Thursday, June 12, 2008

Taylor v. Sturgell

Today the Supreme Court decided Taylor v. Sturgell, the FOIA virtual representation case.  The unanimous opinion by Justice Ginsburg unequivocally rejects virtual representation as a basis for nonparty preclusion, as Alexi Lahav noted earlier.  As far as I'm concerned, the Court got it exactly right.

The D.C. Circuit had held that a plaintiff was barred by claim preclusion from pursuing his FOIA claim because he was virtually represented by an earlier plaintiff who had made an identical request, litigated, and lost.  Rather than accepting the D.C. Circuit's multi-factor approach, the Supreme Court carefully listed and explained each of the possible bases for nonparty preclusion -- the exceptions to the principle that only parties are bound by a judgment -- and why they do not apply based on the record in the case. 

For those interested in nonparty preclusion as it relates to mass litigation, one of the most interesting passages addresses the problem of de facto class actions:

An expansive doctrine of virtual representation, however, would "recogniz[e], in effect, a common-law kind of class action."  That is, virtual representation would authorize preclusion based on identity of interests and some kind of relationship between parties and nonparties, shorn of the procedural protections prescribed in Hansberry, Richards, and Rule 23.  These protections, grounded in due process, could be circumvented were we to approve a virtual representation doctrine that allowed courts to "create de facto class actions at will."

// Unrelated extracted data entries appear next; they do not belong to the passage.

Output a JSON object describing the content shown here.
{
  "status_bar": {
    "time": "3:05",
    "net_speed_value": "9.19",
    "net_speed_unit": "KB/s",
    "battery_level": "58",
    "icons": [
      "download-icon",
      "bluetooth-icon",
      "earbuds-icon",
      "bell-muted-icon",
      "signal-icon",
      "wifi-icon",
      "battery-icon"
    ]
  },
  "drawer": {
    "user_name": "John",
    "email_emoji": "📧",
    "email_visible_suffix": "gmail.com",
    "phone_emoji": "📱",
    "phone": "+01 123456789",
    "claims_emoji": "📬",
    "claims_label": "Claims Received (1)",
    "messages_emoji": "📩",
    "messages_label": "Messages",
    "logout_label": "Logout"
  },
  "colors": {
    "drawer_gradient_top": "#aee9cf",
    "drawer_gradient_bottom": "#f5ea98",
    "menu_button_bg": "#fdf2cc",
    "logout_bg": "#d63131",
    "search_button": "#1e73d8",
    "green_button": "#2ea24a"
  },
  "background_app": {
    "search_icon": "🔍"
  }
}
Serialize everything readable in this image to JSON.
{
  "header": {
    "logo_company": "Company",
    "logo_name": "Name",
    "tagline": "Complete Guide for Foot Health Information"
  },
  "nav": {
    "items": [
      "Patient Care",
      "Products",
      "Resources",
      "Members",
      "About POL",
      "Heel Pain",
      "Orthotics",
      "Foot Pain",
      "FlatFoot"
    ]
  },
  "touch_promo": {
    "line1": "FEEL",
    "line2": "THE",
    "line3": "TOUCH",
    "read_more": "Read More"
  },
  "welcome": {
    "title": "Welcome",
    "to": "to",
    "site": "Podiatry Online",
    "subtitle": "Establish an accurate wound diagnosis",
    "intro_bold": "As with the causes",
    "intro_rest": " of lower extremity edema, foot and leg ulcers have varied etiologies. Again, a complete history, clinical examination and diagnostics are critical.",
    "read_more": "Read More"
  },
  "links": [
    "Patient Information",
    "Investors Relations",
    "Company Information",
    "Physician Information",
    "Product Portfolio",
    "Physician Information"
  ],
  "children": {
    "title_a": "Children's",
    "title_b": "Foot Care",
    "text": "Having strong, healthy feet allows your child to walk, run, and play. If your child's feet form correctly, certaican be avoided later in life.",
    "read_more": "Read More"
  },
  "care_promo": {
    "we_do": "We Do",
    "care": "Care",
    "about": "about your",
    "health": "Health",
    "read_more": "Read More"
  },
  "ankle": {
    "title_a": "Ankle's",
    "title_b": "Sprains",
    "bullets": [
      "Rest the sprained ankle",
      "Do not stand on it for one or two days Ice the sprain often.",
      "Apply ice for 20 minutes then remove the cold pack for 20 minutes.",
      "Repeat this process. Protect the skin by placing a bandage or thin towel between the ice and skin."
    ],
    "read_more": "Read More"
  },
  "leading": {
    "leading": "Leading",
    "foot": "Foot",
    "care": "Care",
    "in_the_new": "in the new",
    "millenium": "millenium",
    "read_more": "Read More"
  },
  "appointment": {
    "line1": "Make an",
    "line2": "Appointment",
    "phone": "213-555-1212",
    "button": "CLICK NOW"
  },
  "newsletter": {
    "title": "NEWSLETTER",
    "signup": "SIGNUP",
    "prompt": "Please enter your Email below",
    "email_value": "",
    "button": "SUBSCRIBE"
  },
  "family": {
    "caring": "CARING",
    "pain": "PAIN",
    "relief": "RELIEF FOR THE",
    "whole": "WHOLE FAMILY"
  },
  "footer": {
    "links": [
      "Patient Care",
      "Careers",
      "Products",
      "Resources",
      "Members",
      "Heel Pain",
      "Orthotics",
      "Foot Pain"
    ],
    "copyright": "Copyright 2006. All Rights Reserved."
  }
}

Slip Op. at 19 (quoting Tice v. American Airlines, 162 F.3d 966, 972, 973 (7th Cir. 1998)).  The Court also drew comparisons to bankruptcy and probate, in which nonparties may be bound pursuant to a statutory scheme with its own justifications, constraints, and protections.  This was a point that several colleagues and I emphasized in our amicus brief and that I mentioned in a previous blog entry:  the law offers numerous ways to bind multiple persons to a judgment, but such joinder or representation must be accomplished ex ante and with appropriate procedural protections, not ex post through the backdoor of preclusion.

The Court ultimately remanded for a determination of whether the second plaintiff was suing as an agent on behalf of the first plaintiff, in which case claim preclusion might apply (this sort of remand seemed likely based on the oral argument), but that's a different and less mischievous idea than the virtual representation theory applied by the D.C. Circuit.